Enqueuing multiple Writes (Host to FPGA DMA transfer) to the same kernel - OpenCL

Altera_Forum · ‎07-20-2016

Hi,

I am currently trying to en-queue multiple writes to the same kernel by invoking clEnqueueWriteBuffer (pointing to the same buffer). I would like to know what sequence should I follow such that I can read the total result altogether in one go. For example I have a kernel which loops back the result. After I launch this kernel I'd like to send 4 writes and read back result of 4 writes in one clEnqueueReadBuffer. I used clEnqueueNDRangeKernel but didn't work.

Thanks in Advance

Altera_Forum · ‎07-26-2016

--- Quote Start ---

Hi,

I am currently trying to en-queue multiple writes to the same kernel by invoking clEnqueueWriteBuffer (pointing to the same buffer). I would like to know what sequence should I follow such that I can read the total result altogether in one go. For example I have a kernel which loops back the result. After I launch this kernel I'd like to send 4 writes and read back result of 4 writes in one clEnqueueReadBuffer. I used clEnqueueNDRangeKernel but didn't work.

Thanks in Advance

--- Quote End ---

I've personally never tried this myself, but there are inherently some problems with communicating this way. How many command queues do you have? If you're using the same command queue to launch the kernel that you are to read and write you'll run into some issues. The command queue will only execute one command at a time and it will do it to completion. For example, if you start execution on a command queue and then use that same command queue for a clEnqueueReadBuffer right after, OpenCL will stall/block at the clEnqueueReadBuffer until the above launched kernel has completed execution.

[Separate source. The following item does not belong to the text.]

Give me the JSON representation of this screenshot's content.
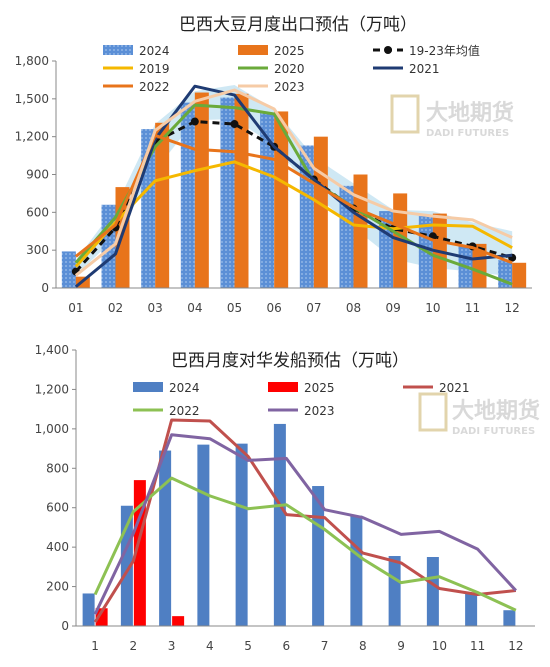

You can make use of this by simply removing the loop from your device code into the host code. Maybe something like this:

Host Code:

for(int i=0; i<SOME_ITERATIONS; i++) {

clEnqueueWriteBuffer.....

clEnqueueNDRangeKernel(or task kernel or whatever)...

clEnqueueReadBuffer...

}

Hope this helps.

Altera_Forum · ‎08-09-2016

I might not understand your question, but you can do asynchronous writes (non-blocking), and get event handles to each write.

Then you can have a read-call which takes the four events as arguments so essentially the read waits on the four writes to finish before launching.